With a number of women running for the Democratic presidential nomination in 2020, many of the male candidates have faced questions about whether they would choose a woman for their running mate, were they to win the nomination. It's necessary to remember that the idea of a woman on the presidential ticket is — even today — still fairly groundbreaking. And throughout American history, the number of women running mates there have been is far lower than that of women Democratic primary candidates in 2020.
Let's specify, first, that we're talking about women officially nominated for vice president in a presidential election. Counting it as such, we actually come to our first woman vice presidential candidate earlier than you might expect: 1884. In that election, women's rights advocate Marietta Stow became the first woman vice presidential candidate, joining onto the Equal Rights Party ticket with presidential candidate Belva Ann Lockwood, as History.com wrote. The two women managed to get 4,100 votes, according to History.com, even though women weren't yet allowed to vote. After women gained the right vote in 1920, though, they would still have to wait more than half a century to see one of their own on a presidential ticket — even though several women ran in presidential primaries beginning in 1964, according to Rutgers' Center for American Women and Politics.
In 1984, Geraldine Ferraro became the first woman nominated as the vice president of a major party, when Democratic presidential nominee Walter Mondale selected her as his running mate, according to History.com. Ferraro, as History.com wrote, had become well known for her advocacy on behalf of women's rights during her time in the House of Representatives. The Mondale-Ferraro ticket fared poorly in the general election, however, losing to Ronald Reagan and George H.W. Bush in one of the country's biggest electoral landslides ever, according to The New York Times.
The United States would have to wait another quarter century, however, before another woman turned up on a major party ticket. That moment came in 2008, and it came as a major shock to many people watching. The day after Barack Obama officially accepted the Democratic Party's nomination for president, John McCain announced his selection of then-Alaska Gov. Sarah Palin as his running mate, as Reuters reported at the time.

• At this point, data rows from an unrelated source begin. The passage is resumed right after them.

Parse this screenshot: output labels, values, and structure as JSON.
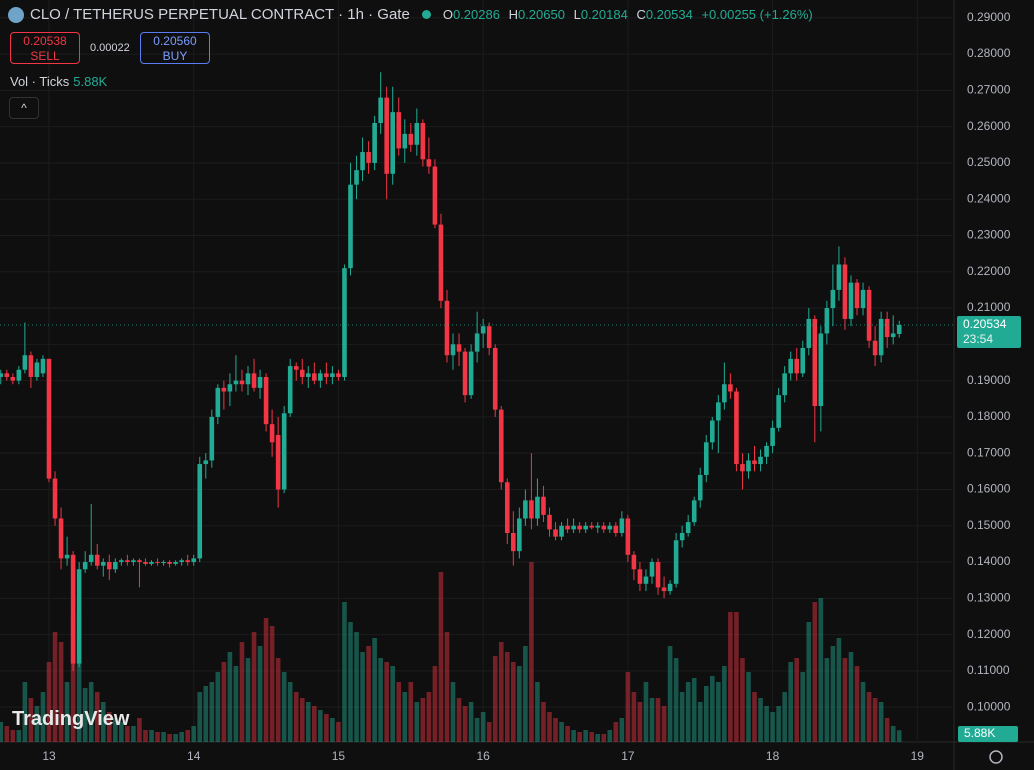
{
  "header": {
    "title": "CLO / TETHERUS PERPETUAL CONTRACT · 1h · Gate",
    "o_label": "O",
    "open": "0.20286",
    "h_label": "H",
    "high": "0.20650",
    "l_label": "L",
    "low": "0.20184",
    "c_label": "C",
    "close": "0.20534",
    "change": "+0.00255 (+1.26%)",
    "sell_price": "0.20538",
    "sell_label": "SELL",
    "spread": "0.00022",
    "buy_price": "0.20560",
    "buy_label": "BUY",
    "volume_label": "Vol · Ticks",
    "volume_value": "5.88K",
    "collapse": "^"
  },
  "chart_data": {
    "type": "candlestick",
    "up_color": "#22ab94",
    "down_color": "#f23645",
    "grid": true,
    "ylim": [
      0.0904,
      0.2949
    ],
    "yticks": [
      {
        "value": 0.29,
        "label": "0.29000"
      },
      {
        "value": 0.28,
        "label": "0.28000"
      },
      {
        "value": 0.27,
        "label": "0.27000"
      },
      {
        "value": 0.26,
        "label": "0.26000"
      },
      {
        "value": 0.25,
        "label": "0.25000"
      },
      {
        "value": 0.24,
        "label": "0.24000"
      },
      {
        "value": 0.23,
        "label": "0.23000"
      },
      {
        "value": 0.22,
        "label": "0.22000"
      },
      {
        "value": 0.21,
        "label": "0.21000"
      },
      {
        "value": 0.2,
        "label": "0.20000"
      },
      {
        "value": 0.19,
        "label": "0.19000"
      },
      {
        "value": 0.18,
        "label": "0.18000"
      },
      {
        "value": 0.17,
        "label": "0.17000"
      },
      {
        "value": 0.16,
        "label": "0.16000"
      },
      {
        "value": 0.15,
        "label": "0.15000"
      },
      {
        "value": 0.14,
        "label": "0.14000"
      },
      {
        "value": 0.13,
        "label": "0.13000"
      },
      {
        "value": 0.12,
        "label": "0.12000"
      },
      {
        "value": 0.11,
        "label": "0.11000"
      },
      {
        "value": 0.1,
        "label": "0.10000"
      }
    ],
    "volume_ylim": [
      0,
      86
    ],
    "last_price_label": "0.20534",
    "countdown": "23:54",
    "last_volume_label": "5.88K",
    "watermark": "TradingView",
    "categories": [
      null,
      null,
      null,
      null,
      null,
      null,
      null,
      null,
      "13",
      null,
      null,
      null,
      null,
      null,
      null,
      null,
      null,
      null,
      null,
      null,
      null,
      null,
      null,
      null,
      null,
      null,
      null,
      null,
      null,
      null,
      null,
      null,
      "14",
      null,
      null,
      null,
      null,
      null,
      null,
      null,
      null,
      null,
      null,
      null,
      null,
      null,
      null,
      null,
      null,
      null,
      null,
      null,
      null,
      null,
      null,
      null,
      "15",
      null,
      null,
      null,
      null,
      null,
      null,
      null,
      null,
      null,
      null,
      null,
      null,
      null,
      null,
      null,
      null,
      null,
      null,
      null,
      null,
      null,
      null,
      null,
      "16",
      null,
      null,
      null,
      null,
      null,
      null,
      null,
      null,
      null,
      null,
      null,
      null,
      null,
      null,
      null,
      null,
      null,
      null,
      null,
      null,
      null,
      null,
      null,
      "17",
      null,
      null,
      null,
      null,
      null,
      null,
      null,
      null,
      null,
      null,
      null,
      null,
      null,
      null,
      null,
      null,
      null,
      null,
      null,
      null,
      null,
      null,
      null,
      "18",
      null,
      null,
      null,
      null,
      null,
      null,
      null,
      null,
      null,
      null,
      null,
      null,
      null,
      null,
      null,
      null,
      null,
      null,
      null,
      null,
      null,
      null,
      null,
      "19"
    ],
    "open": [
      0.191,
      0.192,
      0.191,
      0.19,
      0.193,
      0.197,
      0.191,
      0.192,
      0.196,
      0.163,
      0.152,
      0.141,
      0.142,
      0.112,
      0.138,
      0.14,
      0.142,
      0.139,
      0.14,
      0.138,
      0.14,
      0.1405,
      0.14,
      0.1405,
      0.14,
      0.1395,
      0.14,
      0.1398,
      0.14,
      0.1395,
      0.14,
      0.1405,
      0.14,
      0.141,
      0.167,
      0.168,
      0.18,
      0.188,
      0.187,
      0.189,
      0.19,
      0.189,
      0.192,
      0.188,
      0.191,
      0.178,
      0.175,
      0.16,
      0.181,
      0.194,
      0.193,
      0.191,
      0.192,
      0.19,
      0.192,
      0.191,
      0.192,
      0.191,
      0.221,
      0.244,
      0.248,
      0.253,
      0.25,
      0.261,
      0.268,
      0.247,
      0.264,
      0.254,
      0.258,
      0.255,
      0.261,
      0.251,
      0.249,
      0.233,
      0.212,
      0.197,
      0.2,
      0.198,
      0.186,
      0.198,
      0.203,
      0.205,
      0.199,
      0.182,
      0.162,
      0.148,
      0.143,
      0.152,
      0.157,
      0.152,
      0.158,
      0.153,
      0.149,
      0.147,
      0.15,
      0.149,
      0.15,
      0.149,
      0.15,
      0.1495,
      0.15,
      0.149,
      0.15,
      0.148,
      0.152,
      0.142,
      0.138,
      0.134,
      0.136,
      0.14,
      0.133,
      0.132,
      0.134,
      0.146,
      0.148,
      0.151,
      0.157,
      0.164,
      0.173,
      0.179,
      0.184,
      0.189,
      0.187,
      0.167,
      0.165,
      0.168,
      0.167,
      0.169,
      0.172,
      0.177,
      0.186,
      0.192,
      0.196,
      0.192,
      0.199,
      0.207,
      0.183,
      0.203,
      0.21,
      0.215,
      0.222,
      0.207,
      0.217,
      0.21,
      0.215,
      0.201,
      0.197,
      0.207,
      0.202,
      0.20286,
      null,
      null,
      null
    ],
    "high": [
      0.193,
      0.193,
      0.192,
      0.194,
      0.206,
      0.198,
      0.196,
      0.197,
      0.196,
      0.165,
      0.155,
      0.147,
      0.143,
      0.14,
      0.143,
      0.156,
      0.145,
      0.141,
      0.142,
      0.141,
      0.141,
      0.142,
      0.141,
      0.141,
      0.141,
      0.1405,
      0.141,
      0.1405,
      0.1405,
      0.1405,
      0.141,
      0.142,
      0.142,
      0.169,
      0.17,
      0.182,
      0.189,
      0.19,
      0.192,
      0.197,
      0.193,
      0.194,
      0.196,
      0.193,
      0.192,
      0.182,
      0.18,
      0.183,
      0.196,
      0.195,
      0.196,
      0.194,
      0.195,
      0.193,
      0.195,
      0.194,
      0.193,
      0.222,
      0.25,
      0.252,
      0.257,
      0.256,
      0.263,
      0.275,
      0.271,
      0.271,
      0.268,
      0.262,
      0.261,
      0.265,
      0.262,
      0.257,
      0.251,
      0.236,
      0.215,
      0.203,
      0.203,
      0.199,
      0.2,
      0.209,
      0.207,
      0.206,
      0.2,
      0.183,
      0.163,
      0.154,
      0.155,
      0.16,
      0.17,
      0.163,
      0.161,
      0.155,
      0.151,
      0.151,
      0.152,
      0.152,
      0.151,
      0.151,
      0.151,
      0.151,
      0.151,
      0.151,
      0.151,
      0.154,
      0.153,
      0.143,
      0.14,
      0.138,
      0.141,
      0.141,
      0.136,
      0.135,
      0.148,
      0.15,
      0.153,
      0.158,
      0.166,
      0.175,
      0.18,
      0.186,
      0.195,
      0.192,
      0.188,
      0.17,
      0.17,
      0.172,
      0.171,
      0.173,
      0.179,
      0.188,
      0.194,
      0.198,
      0.199,
      0.201,
      0.21,
      0.208,
      0.205,
      0.212,
      0.222,
      0.227,
      0.224,
      0.219,
      0.218,
      0.217,
      0.216,
      0.205,
      0.209,
      0.209,
      0.208,
      0.2065,
      null,
      null,
      null
    ],
    "low": [
      0.189,
      0.19,
      0.189,
      0.189,
      0.192,
      0.188,
      0.19,
      0.191,
      0.162,
      0.15,
      0.138,
      0.139,
      0.11,
      0.111,
      0.137,
      0.139,
      0.138,
      0.136,
      0.135,
      0.137,
      0.139,
      0.139,
      0.139,
      0.133,
      0.139,
      0.139,
      0.139,
      0.139,
      0.1385,
      0.139,
      0.139,
      0.139,
      0.139,
      0.14,
      0.163,
      0.166,
      0.178,
      0.182,
      0.183,
      0.187,
      0.187,
      0.186,
      0.187,
      0.185,
      0.176,
      0.169,
      0.155,
      0.159,
      0.18,
      0.19,
      0.189,
      0.188,
      0.189,
      0.188,
      0.189,
      0.189,
      0.19,
      0.19,
      0.219,
      0.24,
      0.245,
      0.247,
      0.248,
      0.258,
      0.24,
      0.244,
      0.252,
      0.25,
      0.253,
      0.252,
      0.249,
      0.247,
      0.232,
      0.21,
      0.195,
      0.193,
      0.194,
      0.184,
      0.185,
      0.195,
      0.199,
      0.197,
      0.18,
      0.16,
      0.145,
      0.139,
      0.141,
      0.15,
      0.149,
      0.15,
      0.151,
      0.147,
      0.146,
      0.146,
      0.148,
      0.148,
      0.148,
      0.148,
      0.149,
      0.148,
      0.148,
      0.148,
      0.147,
      0.147,
      0.14,
      0.135,
      0.132,
      0.132,
      0.134,
      0.131,
      0.13,
      0.131,
      0.133,
      0.144,
      0.147,
      0.15,
      0.155,
      0.162,
      0.171,
      0.17,
      0.182,
      0.185,
      0.165,
      0.16,
      0.163,
      0.165,
      0.165,
      0.167,
      0.17,
      0.176,
      0.184,
      0.19,
      0.19,
      0.191,
      0.197,
      0.173,
      0.176,
      0.2,
      0.205,
      0.212,
      0.204,
      0.205,
      0.208,
      0.208,
      0.199,
      0.194,
      0.195,
      0.199,
      0.2,
      0.20184,
      null,
      null,
      null
    ],
    "close": [
      0.192,
      0.191,
      0.19,
      0.193,
      0.197,
      0.191,
      0.195,
      0.196,
      0.163,
      0.152,
      0.141,
      0.142,
      0.112,
      0.138,
      0.14,
      0.142,
      0.139,
      0.14,
      0.138,
      0.14,
      0.1405,
      0.14,
      0.1405,
      0.14,
      0.1395,
      0.14,
      0.1398,
      0.14,
      0.1395,
      0.14,
      0.1405,
      0.14,
      0.141,
      0.167,
      0.168,
      0.18,
      0.188,
      0.187,
      0.189,
      0.19,
      0.189,
      0.192,
      0.188,
      0.191,
      0.178,
      0.173,
      0.16,
      0.181,
      0.194,
      0.193,
      0.191,
      0.192,
      0.19,
      0.192,
      0.191,
      0.192,
      0.191,
      0.221,
      0.244,
      0.248,
      0.253,
      0.25,
      0.261,
      0.268,
      0.247,
      0.264,
      0.254,
      0.258,
      0.255,
      0.261,
      0.251,
      0.249,
      0.233,
      0.212,
      0.197,
      0.2,
      0.198,
      0.186,
      0.198,
      0.203,
      0.205,
      0.199,
      0.182,
      0.162,
      0.148,
      0.143,
      0.152,
      0.157,
      0.152,
      0.158,
      0.153,
      0.149,
      0.147,
      0.15,
      0.149,
      0.15,
      0.149,
      0.15,
      0.1495,
      0.15,
      0.149,
      0.15,
      0.148,
      0.152,
      0.142,
      0.138,
      0.134,
      0.136,
      0.14,
      0.133,
      0.132,
      0.134,
      0.146,
      0.148,
      0.151,
      0.157,
      0.164,
      0.173,
      0.179,
      0.184,
      0.189,
      0.187,
      0.167,
      0.165,
      0.168,
      0.167,
      0.169,
      0.172,
      0.177,
      0.186,
      0.192,
      0.196,
      0.192,
      0.199,
      0.207,
      0.183,
      0.203,
      0.21,
      0.215,
      0.222,
      0.207,
      0.217,
      0.21,
      0.215,
      0.201,
      0.197,
      0.207,
      0.202,
      0.203,
      0.20534,
      null,
      null,
      null
    ],
    "volume": [
      10,
      8,
      6,
      6,
      30,
      22,
      18,
      25,
      40,
      55,
      50,
      30,
      62,
      65,
      27,
      30,
      25,
      20,
      15,
      12,
      10,
      8,
      8,
      12,
      6,
      6,
      5,
      5,
      4,
      4,
      5,
      6,
      8,
      25,
      28,
      30,
      35,
      40,
      45,
      38,
      50,
      42,
      55,
      48,
      62,
      58,
      42,
      35,
      30,
      25,
      22,
      20,
      18,
      16,
      14,
      12,
      10,
      70,
      60,
      55,
      45,
      48,
      52,
      42,
      40,
      38,
      30,
      25,
      30,
      20,
      22,
      25,
      38,
      85,
      55,
      30,
      22,
      18,
      20,
      12,
      15,
      10,
      43,
      50,
      45,
      40,
      38,
      48,
      90,
      30,
      20,
      15,
      12,
      10,
      8,
      6,
      5,
      6,
      5,
      4,
      4,
      6,
      10,
      12,
      35,
      25,
      20,
      30,
      22,
      22,
      18,
      48,
      42,
      25,
      30,
      32,
      20,
      28,
      33,
      30,
      38,
      65,
      65,
      42,
      35,
      25,
      22,
      18,
      15,
      18,
      25,
      40,
      42,
      35,
      60,
      70,
      72,
      42,
      48,
      52,
      42,
      45,
      38,
      30,
      25,
      22,
      20,
      12,
      8,
      5.88,
      null,
      null,
      null
    ]
  }
}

Reuters' report explained that many saw McCain's choice of Palin as a move to potentially pick up some of Hillary Clinton's primary supporters, as she had only bowed out at the last minute after a hard-fought primary. Like Ferraro, though, Palin would not go on to become the vice president, as Obama and Joe Biden won in 2008. Now, commentators have noted that Palin was one of the first politicians on the national stage to employ a similar populist style as President Donald Trump does now — and McCain eventually admitted to regretting his choice of running mate, according to The Guardian.
These campaigns are all in the past, of course, and those hoping to see more women's names on presidential tickets are right to look to the future. Given the number of strong woman candidates running in the Democratic primary, one of them may just end up as the presidential — or vice presidential nominee — with or without a pledges from the male candidates to choose a woman as a running mate.